PAYE is the wrong vehicle for finally calculating tax due for the current tax year—because the information required to do so is not immediately available. Add in the potential for individuals having varied income sources, from employment, self-employment or pensions, and it’s obvious, however convenient, that PAYE is only a provisional tax estimate.
The problem is that no one, not HMRC and certainly not politicians, has made this point to the taxpaying public at large. Because PAYE has always been a background calculation done by a third party (the employee or pension fund), the taxpayer has all too readily assumed it to be a proper tax calculation. This may have worked reasonably well for a world of simple employment. But multiple incomes, multiple pension providers and more rapid employment changes are increasingly the norm.
Any inaccurate or outdated information can then readily produce incorrect PAYE tax codes. This fact was conveniently swept under the carpet for the last decade, hidden by the multiplicity of systems at HMRC. Unfortunately, the recent rationalisation of IT systems has brought the issue back into the spotlight, and a government struggling with unprecedented cuts in public spending is finding it difficult to sweep £2 billion of lost income back under the carpet.

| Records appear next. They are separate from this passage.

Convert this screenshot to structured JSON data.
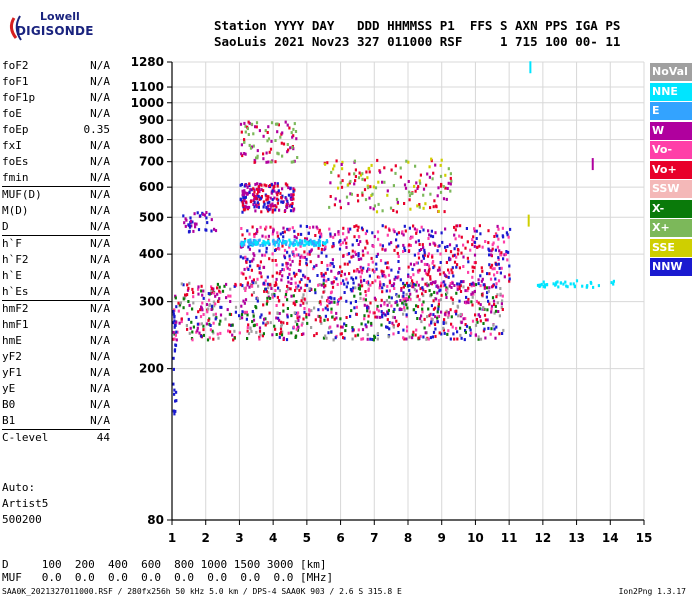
{
  "logo": {
    "top": "Lowell",
    "bottom": "DIGISONDE"
  },
  "header": {
    "line1": "Station YYYY DAY   DDD HHMMSS P1  FFS S AXN PPS IGA PS",
    "line2": "SaoLuis 2021 Nov23 327 011000 RSF     1 715 100 00- 11"
  },
  "params": [
    {
      "label": "foF2",
      "value": "N/A"
    },
    {
      "label": "foF1",
      "value": "N/A"
    },
    {
      "label": "foF1p",
      "value": "N/A"
    },
    {
      "label": "foE",
      "value": "N/A"
    },
    {
      "label": "foEp",
      "value": "0.35"
    },
    {
      "label": "fxI",
      "value": "N/A"
    },
    {
      "label": "foEs",
      "value": "N/A"
    },
    {
      "label": "fmin",
      "value": "N/A"
    },
    {
      "label": "MUF(D)",
      "value": "N/A"
    },
    {
      "label": "M(D)",
      "value": "N/A"
    },
    {
      "label": "D",
      "value": "N/A"
    },
    {
      "label": "h`F",
      "value": "N/A"
    },
    {
      "label": "h`F2",
      "value": "N/A"
    },
    {
      "label": "h`E",
      "value": "N/A"
    },
    {
      "label": "h`Es",
      "value": "N/A"
    },
    {
      "label": "hmF2",
      "value": "N/A"
    },
    {
      "label": "hmF1",
      "value": "N/A"
    },
    {
      "label": "hmE",
      "value": "N/A"
    },
    {
      "label": "yF2",
      "value": "N/A"
    },
    {
      "label": "yF1",
      "value": "N/A"
    },
    {
      "label": "yE",
      "value": "N/A"
    },
    {
      "label": "B0",
      "value": "N/A"
    },
    {
      "label": "B1",
      "value": "N/A"
    },
    {
      "label": "C-level",
      "value": "44"
    }
  ],
  "auto": {
    "line1": "Auto:",
    "line2": "Artist5",
    "line3": "500200"
  },
  "bottom": {
    "d_line": "D     100  200  400  600  800 1000 1500 3000 [km]",
    "muf_line": "MUF   0.0  0.0  0.0  0.0  0.0  0.0  0.0  0.0 [MHz]"
  },
  "footer": {
    "left": "SAA0K_2021327011000.RSF / 280fx256h 50 kHz 5.0 km / DPS-4 SAA0K 903 / 2.6 S 315.8 E",
    "right": "Ion2Png 1.3.17"
  },
  "legend": [
    {
      "label": "NoVal",
      "color": "#a0a0a0"
    },
    {
      "label": "NNE",
      "color": "#00e5ff"
    },
    {
      "label": "E",
      "color": "#33a3ff"
    },
    {
      "label": "W",
      "color": "#b0009e"
    },
    {
      "label": "Vo-",
      "color": "#ff3fa8"
    },
    {
      "label": "Vo+",
      "color": "#e8002a"
    },
    {
      "label": "SSW",
      "color": "#f4b8b8"
    },
    {
      "label": "X-",
      "color": "#0a7a0a"
    },
    {
      "label": "X+",
      "color": "#7cb85a"
    },
    {
      "label": "SSE",
      "color": "#cfcf00"
    },
    {
      "label": "NNW",
      "color": "#1a1ad0"
    }
  ],
  "chart_data": {
    "type": "scatter",
    "xlabel": "",
    "ylabel": "",
    "xlim": [
      1,
      15
    ],
    "ylim": [
      80,
      1280
    ],
    "x_ticks": [
      1,
      2,
      3,
      4,
      5,
      6,
      7,
      8,
      9,
      10,
      11,
      12,
      13,
      14,
      15
    ],
    "y_ticks": [
      80,
      200,
      300,
      400,
      500,
      600,
      700,
      800,
      900,
      1000,
      1100,
      1280
    ],
    "y_scale": "log",
    "grid": true,
    "clusters": [
      {
        "name": "main F trace",
        "x_range": [
          1.0,
          10.8
        ],
        "h_range": [
          240,
          340
        ],
        "colors": [
          "#e8002a",
          "#ff3fa8",
          "#b0009e",
          "#1a1ad0",
          "#a0a0a0",
          "#0a7a0a"
        ]
      },
      {
        "name": "upper F",
        "x_range": [
          3.0,
          11.0
        ],
        "h_range": [
          330,
          480
        ],
        "colors": [
          "#e8002a",
          "#b0009e",
          "#ff3fa8",
          "#1a1ad0"
        ]
      },
      {
        "name": "E echo",
        "x_range": [
          3.0,
          5.6
        ],
        "h_range": [
          425,
          440
        ],
        "colors": [
          "#33a3ff",
          "#00e5ff"
        ]
      },
      {
        "name": "multi-hop",
        "x_range": [
          3.0,
          4.6
        ],
        "h_range": [
          520,
          620
        ],
        "colors": [
          "#b0009e",
          "#1a1ad0",
          "#e8002a"
        ]
      },
      {
        "name": "high echo",
        "x_range": [
          3.0,
          4.7
        ],
        "h_range": [
          700,
          900
        ],
        "colors": [
          "#b0009e",
          "#e8002a",
          "#7cb85a"
        ]
      },
      {
        "name": "scattered",
        "x_range": [
          5.4,
          9.3
        ],
        "h_range": [
          520,
          720
        ],
        "colors": [
          "#e8002a",
          "#b0009e",
          "#cfcf00",
          "#7cb85a"
        ]
      },
      {
        "name": "NNE tail",
        "x_range": [
          11.8,
          14.2
        ],
        "h_range": [
          330,
          345
        ],
        "colors": [
          "#00e5ff"
        ]
      },
      {
        "name": "left spike",
        "x_range": [
          1.0,
          1.1
        ],
        "h_range": [
          150,
          300
        ],
        "colors": [
          "#1a1ad0"
        ]
      },
      {
        "name": "low left",
        "x_range": [
          1.3,
          2.3
        ],
        "h_range": [
          460,
          520
        ],
        "colors": [
          "#1a1ad0",
          "#b0009e"
        ]
      }
    ],
    "isolated_points": [
      {
        "x": 13.45,
        "h": 690,
        "color": "#b0009e"
      },
      {
        "x": 11.6,
        "h": 1240,
        "color": "#00e5ff"
      },
      {
        "x": 11.55,
        "h": 490,
        "color": "#cfcf00"
      }
    ]
  }
}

Hardest hit to be hit hardest?
So where does this leave the newly indebted taxpayer? The bad news is that the scope for redress is limited to that provided within the system by HMRC itself. Under pressure from an angry public, HMRC has waived the debt for those owing less than £300. For those with an underpayment from £300 to £2,000, the payment back will typically be handled under the PAYE system. The debt will be paid back over the next tax year, 2011/12, from the PAYE income. Cases of hardship can be assessed, on merit, by HMRC, which may allow that period to be extended to up to three years.
But for those owing more than £2,000, PAYE collection is not an option—an immediate payment may be expected. Once again a plea of hardship may allow an extension, and self-assessment-based repayment may be arranged in some circumstances. Then the taxpayer has three months to send back the self-assessment return, and three months and seven days, from the issue of the tax return, to pay the arrears.
In all cases, there is also the possibility of having one’s tax arrears written off under an existing clause, the Extra Statutory Concession, or A19. This covers situations when the underpayment of income tax is due to HMRC delaying to use timely information supplied by an individual.
A19 usually applies to underpayments for tax years ending more than 12 months previously—so it is of no use for those with tax owing only in 2009/10. But if tax is owing for 2008/09, and is due to the delayed use of properly received information, then HMRC may be expected to write off the tax for all years where that error applied. Unfortunately HMRC has already flagged this get-out clause as being a high hurdle to clear—prospects for many being able to leap it do not seem great.
These arrangements can only be seen as extremely arbitrary; those facing the largest debts have the harshest repayment terms. But they are, unfortunately, not new—they are the implementation of existing tax rules, backed by relevant legislation. As a result, the scope for legal recourse appears limited; the only option may be for further concessions to be wrung from HMRC courtesy of political pressure.
Expect the temperature of moral outrage to continue rising during the coming autumn.